Let's think about the case that a master issues a exclusive write transaction to a slave.
On the AXI Specifiaction document, it says that if the slave doesn't support "Exclusive Accesss", then it will always update the target.
But what about the response?
If the slave respond with "OKAY", the master may think that target is not updated. ("OKAY" is error response for the exclusive write transaction)
But, as slave doesn't support "Exclusive Access", it can not respond with "EXOKAY".
How can slave handle this case?
The protocol does not allow an exclusive write before or without an exclusive read, so it is not a case of "in most case", this just cannot legally happen.
So then all your questions are irrelevant, you won't have to consider them in a correctly designed system.
To answer your questions, the master doesn't know if the OKAY response to an isolated exclusive write indicates the target was updated or not.

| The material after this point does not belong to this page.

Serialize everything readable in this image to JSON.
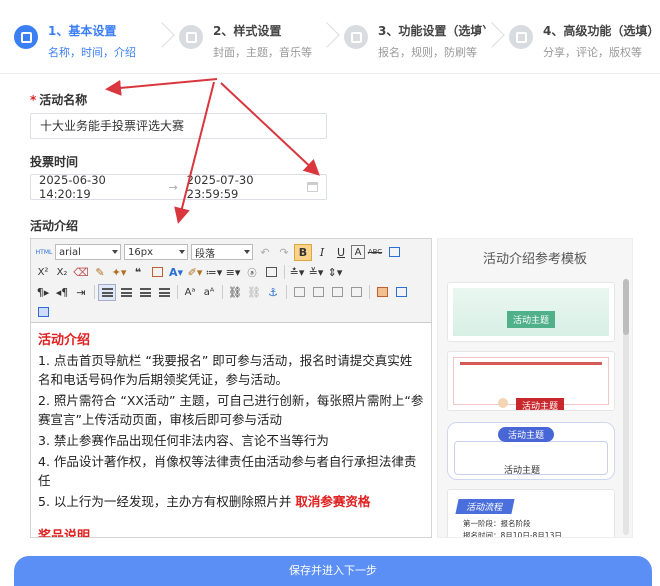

But if the master had CORRECTLY attempted an exclusive read beforehand, it would then know if the slave supports exclusives or not, so there wouldn't be any issue as to whether a subsequent exclusive write updated the target.
Can I ask what you are trying to achieve with this illegal sequence that will cause problems ?
I'm just wondering why this document cares about the case that master send an Exclusive write to the slave which does not support Exclusive access.
As you said if exclusvice read always precedes exclusive write, this will never happen.
I think I'm confused because Exclusive Write is permitted to be issued for AHB protocol.
But it is illegal for AXI protocol. Right?
The AHB5 protocol allows an exclusive write without an exclusive read, but it immediately says that this exclusive write must fail and HEXOKAY must be deasserted, so it would be a pointless thing to do.
The AXI spec in this area then seems more sensible in making this an illegal thing to do if it must always fail.
So in AHB5 it is legal (but pointless), and in AXI it is illegal.